In politics, there’s really only one struggle, and that’s the battle for the title ‘On Your Side’. The losers are invariably branded by voters as ‘Out of Touch’. In 2019, the Corbyn-led Labour Party was seen as ‘out of touch’, while there has rarely been a more effective ‘on your side’ slogan than ‘Get Brexit Done’.

Unsurprisingly, Boris Johnson and his government want to maintain their advantage and see a war on ‘woke’ as the way to keep hold of former Labour voters.

But is it? In politics, if you pick a fight you should first make sure you can win it – and we have seen this movie before.

In the 1980s, the Conservative government fought a culture war over gay rights. They introduced Section 28, which banned local authorities from ‘promoting homosexuality’. This had a chilling effect on local authority provision for gay men and lesbians at the height of the AIDS epidemic.

The choice came from the top. Margaret Thatcher told the Tory conference in 1987 that “children are being taught they have an inalienable right to be gay”. At the time this must have seemed a winner for the Conservatives. Opinion polls showed that nine out of ten people opposed same-sex relationships.

But polls are a snapshot – they tell you about what’s happening today, they don’t predict the future. For that you need to look deeply at underlying trends – and the UK was getting relentlessly more liberal. The continuing expansion of higher education, and the growth of white collar professional employment was changing the country.

A smarter move by the Tories would have been to co-opt gay rights into conservatism. They should have hailed marriage and families as the foundations of freedom and capitalism and welcomed gay men and lesbians into those bourgeois institutions.
Instead, they took the bait and even as they were winning their historic fourth term in 1992, they were cementing their reputation as the ‘Nasty Party’. They paid the price in the landslide defeats of 1997 and 2001 and finally had to commit to equal marriage to show voters they had really changed.

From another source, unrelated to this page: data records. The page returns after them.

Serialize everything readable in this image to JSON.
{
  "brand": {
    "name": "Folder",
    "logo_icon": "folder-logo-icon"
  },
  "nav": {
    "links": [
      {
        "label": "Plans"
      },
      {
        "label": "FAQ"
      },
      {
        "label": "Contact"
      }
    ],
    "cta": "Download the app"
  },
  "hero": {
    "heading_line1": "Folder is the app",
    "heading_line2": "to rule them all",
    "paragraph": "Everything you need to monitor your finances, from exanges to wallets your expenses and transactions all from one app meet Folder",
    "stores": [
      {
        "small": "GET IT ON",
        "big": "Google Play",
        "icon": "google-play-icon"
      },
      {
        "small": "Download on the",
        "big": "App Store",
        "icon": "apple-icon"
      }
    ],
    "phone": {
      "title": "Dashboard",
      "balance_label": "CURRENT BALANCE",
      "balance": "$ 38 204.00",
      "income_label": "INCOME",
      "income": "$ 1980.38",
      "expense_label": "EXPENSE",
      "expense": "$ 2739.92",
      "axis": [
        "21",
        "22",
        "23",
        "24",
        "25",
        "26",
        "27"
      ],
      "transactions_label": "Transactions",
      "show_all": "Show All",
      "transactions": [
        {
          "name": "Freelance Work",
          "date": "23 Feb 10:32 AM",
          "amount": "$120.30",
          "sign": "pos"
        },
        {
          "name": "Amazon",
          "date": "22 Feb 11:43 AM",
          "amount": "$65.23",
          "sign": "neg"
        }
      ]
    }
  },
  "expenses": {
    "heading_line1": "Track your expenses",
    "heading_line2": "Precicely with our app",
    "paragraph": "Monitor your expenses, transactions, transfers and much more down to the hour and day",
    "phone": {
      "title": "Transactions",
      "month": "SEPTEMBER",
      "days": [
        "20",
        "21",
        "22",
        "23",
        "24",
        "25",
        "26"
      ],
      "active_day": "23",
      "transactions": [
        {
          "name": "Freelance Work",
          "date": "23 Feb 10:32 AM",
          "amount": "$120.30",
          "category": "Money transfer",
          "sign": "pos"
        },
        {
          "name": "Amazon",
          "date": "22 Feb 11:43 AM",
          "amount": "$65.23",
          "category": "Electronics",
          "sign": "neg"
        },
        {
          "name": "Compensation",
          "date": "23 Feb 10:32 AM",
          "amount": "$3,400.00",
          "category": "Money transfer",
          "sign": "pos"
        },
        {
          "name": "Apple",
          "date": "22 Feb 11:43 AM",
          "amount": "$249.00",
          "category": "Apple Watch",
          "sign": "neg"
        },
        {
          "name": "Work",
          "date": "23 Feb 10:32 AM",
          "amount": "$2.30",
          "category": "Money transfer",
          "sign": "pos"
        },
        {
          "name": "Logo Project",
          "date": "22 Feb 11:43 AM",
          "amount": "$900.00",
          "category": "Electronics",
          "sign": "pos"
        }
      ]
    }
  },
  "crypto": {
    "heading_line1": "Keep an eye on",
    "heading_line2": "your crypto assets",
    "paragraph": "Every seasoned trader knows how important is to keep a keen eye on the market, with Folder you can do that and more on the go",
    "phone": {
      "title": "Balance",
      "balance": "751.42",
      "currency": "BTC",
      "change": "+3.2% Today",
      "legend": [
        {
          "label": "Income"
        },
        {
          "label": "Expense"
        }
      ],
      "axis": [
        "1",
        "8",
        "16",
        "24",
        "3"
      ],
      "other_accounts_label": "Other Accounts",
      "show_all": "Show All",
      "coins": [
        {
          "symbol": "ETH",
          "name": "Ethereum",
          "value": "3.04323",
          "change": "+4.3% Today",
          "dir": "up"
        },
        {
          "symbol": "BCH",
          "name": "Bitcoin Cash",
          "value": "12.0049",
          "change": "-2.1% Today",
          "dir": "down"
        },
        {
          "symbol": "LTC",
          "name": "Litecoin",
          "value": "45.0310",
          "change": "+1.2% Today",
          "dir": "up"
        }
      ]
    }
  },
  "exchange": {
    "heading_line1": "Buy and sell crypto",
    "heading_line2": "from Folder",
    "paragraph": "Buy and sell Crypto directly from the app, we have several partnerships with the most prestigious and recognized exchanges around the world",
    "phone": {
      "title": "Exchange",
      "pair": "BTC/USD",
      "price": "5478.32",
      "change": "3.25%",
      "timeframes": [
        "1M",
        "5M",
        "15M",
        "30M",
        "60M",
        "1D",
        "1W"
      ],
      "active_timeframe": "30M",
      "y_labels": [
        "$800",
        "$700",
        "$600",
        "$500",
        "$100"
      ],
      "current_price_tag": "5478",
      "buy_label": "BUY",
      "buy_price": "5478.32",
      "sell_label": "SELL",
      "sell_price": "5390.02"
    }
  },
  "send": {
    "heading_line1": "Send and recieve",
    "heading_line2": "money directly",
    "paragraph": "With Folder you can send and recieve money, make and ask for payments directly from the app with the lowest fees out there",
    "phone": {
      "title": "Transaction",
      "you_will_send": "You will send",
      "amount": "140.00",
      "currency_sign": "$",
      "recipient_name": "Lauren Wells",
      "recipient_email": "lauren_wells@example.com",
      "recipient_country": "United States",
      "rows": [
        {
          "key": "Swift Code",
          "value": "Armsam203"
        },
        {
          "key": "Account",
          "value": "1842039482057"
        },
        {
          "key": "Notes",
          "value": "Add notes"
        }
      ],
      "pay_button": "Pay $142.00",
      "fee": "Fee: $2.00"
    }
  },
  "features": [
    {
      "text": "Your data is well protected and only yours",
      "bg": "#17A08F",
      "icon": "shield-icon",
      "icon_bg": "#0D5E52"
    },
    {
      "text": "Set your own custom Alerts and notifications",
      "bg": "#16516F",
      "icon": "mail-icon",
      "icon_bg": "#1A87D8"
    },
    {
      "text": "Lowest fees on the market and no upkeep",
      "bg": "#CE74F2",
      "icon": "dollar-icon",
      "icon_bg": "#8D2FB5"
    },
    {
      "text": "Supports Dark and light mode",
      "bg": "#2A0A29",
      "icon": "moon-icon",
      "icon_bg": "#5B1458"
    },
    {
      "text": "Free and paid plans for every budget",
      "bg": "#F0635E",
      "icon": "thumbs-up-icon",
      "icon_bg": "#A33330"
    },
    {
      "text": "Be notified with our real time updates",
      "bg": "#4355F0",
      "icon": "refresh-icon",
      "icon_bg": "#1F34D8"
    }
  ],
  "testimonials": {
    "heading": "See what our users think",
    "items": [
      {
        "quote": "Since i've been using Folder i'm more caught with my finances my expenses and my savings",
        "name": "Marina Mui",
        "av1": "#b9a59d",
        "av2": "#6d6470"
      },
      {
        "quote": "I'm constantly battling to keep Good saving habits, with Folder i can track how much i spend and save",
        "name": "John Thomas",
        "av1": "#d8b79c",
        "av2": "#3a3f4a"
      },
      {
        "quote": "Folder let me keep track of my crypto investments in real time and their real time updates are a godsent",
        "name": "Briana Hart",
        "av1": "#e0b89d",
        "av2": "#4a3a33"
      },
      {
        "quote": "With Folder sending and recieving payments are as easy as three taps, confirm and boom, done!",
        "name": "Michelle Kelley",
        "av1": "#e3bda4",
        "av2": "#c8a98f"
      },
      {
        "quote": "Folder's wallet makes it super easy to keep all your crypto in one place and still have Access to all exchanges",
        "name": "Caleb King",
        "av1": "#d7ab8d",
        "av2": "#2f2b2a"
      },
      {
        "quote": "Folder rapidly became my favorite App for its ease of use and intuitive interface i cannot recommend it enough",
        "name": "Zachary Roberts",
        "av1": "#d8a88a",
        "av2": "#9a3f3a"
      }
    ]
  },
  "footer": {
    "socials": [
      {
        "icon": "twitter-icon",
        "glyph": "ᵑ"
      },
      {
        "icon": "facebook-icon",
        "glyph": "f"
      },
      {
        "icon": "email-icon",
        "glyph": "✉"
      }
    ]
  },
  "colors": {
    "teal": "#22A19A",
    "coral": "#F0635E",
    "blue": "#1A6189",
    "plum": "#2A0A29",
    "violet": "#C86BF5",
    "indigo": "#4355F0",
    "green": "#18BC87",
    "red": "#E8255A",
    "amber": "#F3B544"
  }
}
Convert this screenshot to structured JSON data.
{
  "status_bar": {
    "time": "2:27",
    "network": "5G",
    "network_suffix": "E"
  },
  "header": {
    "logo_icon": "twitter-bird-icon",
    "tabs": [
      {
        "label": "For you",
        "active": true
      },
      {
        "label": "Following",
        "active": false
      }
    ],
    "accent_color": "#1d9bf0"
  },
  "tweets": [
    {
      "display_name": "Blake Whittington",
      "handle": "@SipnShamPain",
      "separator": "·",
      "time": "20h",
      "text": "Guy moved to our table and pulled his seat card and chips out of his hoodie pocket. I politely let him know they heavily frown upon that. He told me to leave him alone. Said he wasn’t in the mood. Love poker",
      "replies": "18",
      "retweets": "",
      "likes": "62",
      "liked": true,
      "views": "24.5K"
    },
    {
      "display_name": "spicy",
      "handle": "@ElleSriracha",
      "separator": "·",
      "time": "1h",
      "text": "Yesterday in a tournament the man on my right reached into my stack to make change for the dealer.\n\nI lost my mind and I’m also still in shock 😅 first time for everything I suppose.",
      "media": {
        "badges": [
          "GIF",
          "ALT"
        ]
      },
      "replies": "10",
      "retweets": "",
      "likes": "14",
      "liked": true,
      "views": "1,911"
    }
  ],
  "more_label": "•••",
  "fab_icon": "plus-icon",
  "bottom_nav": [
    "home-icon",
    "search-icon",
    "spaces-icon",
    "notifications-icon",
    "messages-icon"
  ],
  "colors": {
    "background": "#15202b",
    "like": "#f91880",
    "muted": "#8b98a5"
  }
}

The Tories are now making the same mistake, or worse, over ‘taking the knee’. They think there is political gain from dismissing a stand against racism as “gesture politics”. But they are wrong. They risk the same fate as in the nineties.

First, they are trying to hold onto an electoral coalition that is already dissolving because cycles of political change are moving faster now than last century. Social media is one element of this – it has speeded up the making and breaking of reputations. And voters are less loyal than ever – all three recent by-elections show that long-lasting electoral coalitions are fracturing.

Secondly, the Conservatives are campaigning in a country whose population and values are changing. They do understand that profound social change is happening – that’s why they claim to be the new party of the working classes. Yet they appear to believe in a mythical working class – white, and with a sole male breadwinner. The problem for them is that, like the rest of the country, working class communities are increasingly diverse.

Up to a fifth of the modern British working class are BAME. How can you claim to be the party of the working class if racialised division is a defining part of your politics? With one in ten UK couples a mixed-race relationship, there is virtually no-one that doesn’t have a mixed-race couple as friends or family.

Thirdly, modern politics is about trust and authenticity. In the words of Sir Humphrey, it’s a “courageous decision” for a politician to take on the England team.

Worse, there’s a barely concealed condescension towards the athlete, implying that they are either naïve or stupid.

Yet this is the best-educated generation of footballers ever. Thanks to the excellent educational programmes now provided by clubs and their academies, if they weren’t playing for England some of these players would be working for the Big Four. Politicians talk down to footballers at their peril.

Finally, solidarity is an old-fashioned value in some ways, but the belief that an injury to one is an injury to all is one of the fundamentals of team sports. The current government may disdain collective behaviour, but it’s clear the public don’t. The government picked this fight, and now they are losing they are trying to change the terms.

That’s not how it works. This miscalculated culture war will cost the Tories as profoundly as Section 28 did.